Took me a while to get, thanks for answering my questions, and it seems like "updated" might simply be expressed as "new not in old"?

I think so, because the following seems to do the job.

The key is to make comparisons of the objects themselves, and not wanting to get into object comparison (deep-equal), just hashing each object back to JSON gives us string representations we can compare:

import json

old_hashes = []

old_objs = json.load(open('old.json'))
for old_obj in old_objs:
    old_hash = json.dumps(old_obj)
    old_hashes.append(old_hash)


# "Updated" means "new not in old"
updated_objs = []

new_objs = json.load(open('new.json'))
for new_obj in new_objs:
    new_hash = json.dumps(new_obj)
    if new_hash not in old_hashes:
        updated_objs.append(new_obj)


print(json.dumps(updated_objs, indent=2))

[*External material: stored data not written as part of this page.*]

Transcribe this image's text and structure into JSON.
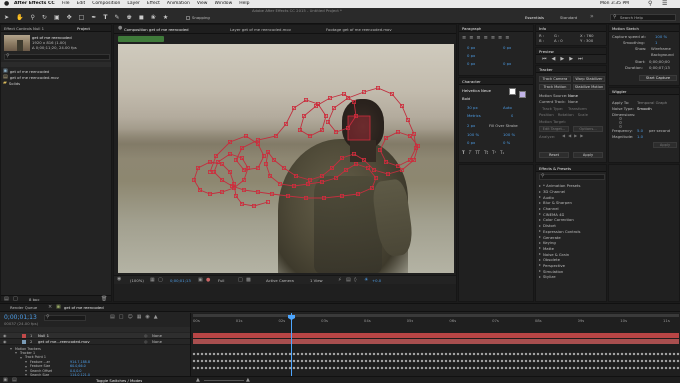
{
  "macbar": {
    "app_name": "After Effects CC",
    "menus": [
      "File",
      "Edit",
      "Composition",
      "Layer",
      "Effect",
      "Animation",
      "View",
      "Window",
      "Help"
    ],
    "clock": "Mon 3:35 PM",
    "window_title": "Adobe After Effects CC 2015 - Untitled Project *"
  },
  "toolbar": {
    "snapping_label": "Snapping",
    "workspaces": [
      "Essentials",
      "Standard"
    ],
    "search_help_placeholder": "Search Help"
  },
  "project_panel": {
    "tabs": [
      "Effect Controls Null 1",
      "Project"
    ],
    "item_name": "get of me reencoded",
    "item_details": [
      "1920 x 816 (1.00)",
      "Δ 0;00;11;20, 24.00 fps"
    ],
    "search_placeholder": "",
    "items": [
      {
        "icon": "comp",
        "name": "get of me reencoded"
      },
      {
        "icon": "footage",
        "name": "get of me reencoded.mov"
      },
      {
        "icon": "folder",
        "name": "Solids"
      }
    ],
    "bpc_label": "8 bpc"
  },
  "viewer": {
    "tabs": [
      "Composition get of me reencoded",
      "Layer get of me reencoded.mov",
      "Footage get of me reencoded.mov"
    ],
    "comp_chip": "get of me reencoded",
    "footer": {
      "zoom": "(100%)",
      "timecode": "0;00;01;13",
      "resolution": "Full",
      "camera": "Active Camera",
      "views": "1 View",
      "exposure": "+0.0"
    },
    "ruler_ticks": [
      "00s",
      "02s",
      "04s",
      "06s",
      "08s",
      "10s"
    ]
  },
  "paragraph_panel": {
    "title": "Paragraph",
    "fields": [
      "0 px",
      "0 px",
      "0 px",
      "0 px",
      "0 px"
    ]
  },
  "character_panel": {
    "title": "Character",
    "font": "Helvetica Neue",
    "style": "Bold",
    "size": "30 px",
    "leading": "Auto",
    "tracking": "Metrics",
    "tracking2": "0",
    "stroke": "2 px",
    "stroke_type": "Fill Over Stroke",
    "scales": [
      "100 %",
      "100 %"
    ],
    "baseline": "0 px",
    "tsume": "0 %"
  },
  "info_panel": {
    "title": "Info",
    "coords": [
      "X : 760",
      "Y : 300"
    ],
    "rgb": [
      "R :",
      "G :",
      "B :",
      "A : 0"
    ]
  },
  "preview_panel": {
    "title": "Preview"
  },
  "tracker_panel": {
    "title": "Tracker",
    "buttons": [
      "Track Camera",
      "Warp Stabilizer",
      "Track Motion",
      "Stabilize Motion"
    ],
    "motion_source_label": "Motion Source:",
    "motion_source_value": "None",
    "current_track_label": "Current Track:",
    "current_track_value": "None",
    "track_type_label": "Track Type:",
    "track_type_value": "Transform",
    "checks": [
      "Position",
      "Rotation",
      "Scale"
    ],
    "motion_target_label": "Motion Target:",
    "edit_target": "Edit Target...",
    "options": "Options...",
    "analyze_label": "Analyze:",
    "reset": "Reset",
    "apply": "Apply"
  },
  "effects_panel": {
    "title": "Effects & Presets",
    "items": [
      "* Animation Presets",
      "3D Channel",
      "Audio",
      "Blur & Sharpen",
      "Channel",
      "CINEMA 4D",
      "Color Correction",
      "Distort",
      "Expression Controls",
      "Generate",
      "Keying",
      "Matte",
      "Noise & Grain",
      "Obsolete",
      "Perspective",
      "Simulation",
      "Stylize"
    ]
  },
  "motion_sketch": {
    "title": "Motion Sketch",
    "capture_speed_label": "Capture speed at:",
    "capture_speed_value": "100 %",
    "smoothing_label": "Smoothing:",
    "smoothing_value": "1",
    "show_label": "Show:",
    "show_options": [
      "Wireframe",
      "Background"
    ],
    "start_label": "Start:",
    "start_value": "0;00;00;00",
    "duration_label": "Duration:",
    "duration_value": "0;00;07;13",
    "start_capture": "Start Capture"
  },
  "wiggler": {
    "title": "Wiggler",
    "apply_to_label": "Apply To:",
    "apply_to_value": "Temporal Graph",
    "noise_type_label": "Noise Type:",
    "noise_type_value": "Smooth",
    "dimensions_label": "Dimensions:",
    "frequency_label": "Frequency:",
    "frequency_value": "5.0",
    "frequency_unit": "per second",
    "magnitude_label": "Magnitude:",
    "magnitude_value": "1.0",
    "apply": "Apply"
  },
  "timeline": {
    "tabs": [
      "Render Queue",
      "get of me reencoded"
    ],
    "timecode": "0;00;01;13",
    "timecode_sub": "00037 (24.00 fps)",
    "search_placeholder": "",
    "layers": [
      {
        "num": "1",
        "name": "Null 1",
        "mode": "None",
        "color": "#c24a4a"
      },
      {
        "num": "2",
        "name": "get of me...reencoded.mov",
        "mode": "None",
        "color": "#7a9bb5"
      }
    ],
    "tracker_rows": [
      {
        "indent": 2,
        "label": "Motion Trackers",
        "value": ""
      },
      {
        "indent": 3,
        "label": "Tracker 1",
        "value": ""
      },
      {
        "indent": 4,
        "label": "Track Point 1",
        "value": ""
      },
      {
        "indent": 5,
        "label": "Feature ...er",
        "value": "914.7,188.8"
      },
      {
        "indent": 5,
        "label": "Feature Size",
        "value": "60.0,66.0"
      },
      {
        "indent": 5,
        "label": "Search Offset",
        "value": "0.0,0.0"
      },
      {
        "indent": 5,
        "label": "Search Size",
        "value": "114.0,121.0"
      }
    ],
    "ruler": [
      "00s",
      "01s",
      "02s",
      "03s",
      "04s",
      "05s",
      "06s",
      "07s",
      "08s",
      "09s",
      "10s",
      "11s"
    ],
    "footer_label": "Toggle Switches / Modes"
  }
}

When I run that against your old.json and new.json, I get:

[
  {
    "name": "Mohan raj",
    "age": 23,
    "country": "INDIA"
  },
  {
    "name": "Kiruthika",
    "age": 18,
    "country": "INDIA"
  },
  {
    "name": "Munusamy",
    "age": 45,
    "country": "INDIA"
  },
  {
    "name": "Mark Smith",
    "age": 25,
    "country": "USA"
  }
]

Solution 2:

You can achieve it below. keep track of data from old json.

import json

# read json file
with open('new.json') as f:
    new_data = json.load(f)
with open('old.json') as f:
    old_data = json.load(f)

old_json_list = [
    {elem["name"], elem["age"], elem["country"]} for elem in old_data]
    
updated_list = []
for elem in new_data:
    elm = {elem["name"], elem["age"], elem["country"]}
    if elm not in old_json_list:
        updated_list.append(elem)

with open('updated.json', 'w') as f:
    json.dump(updated_list, f)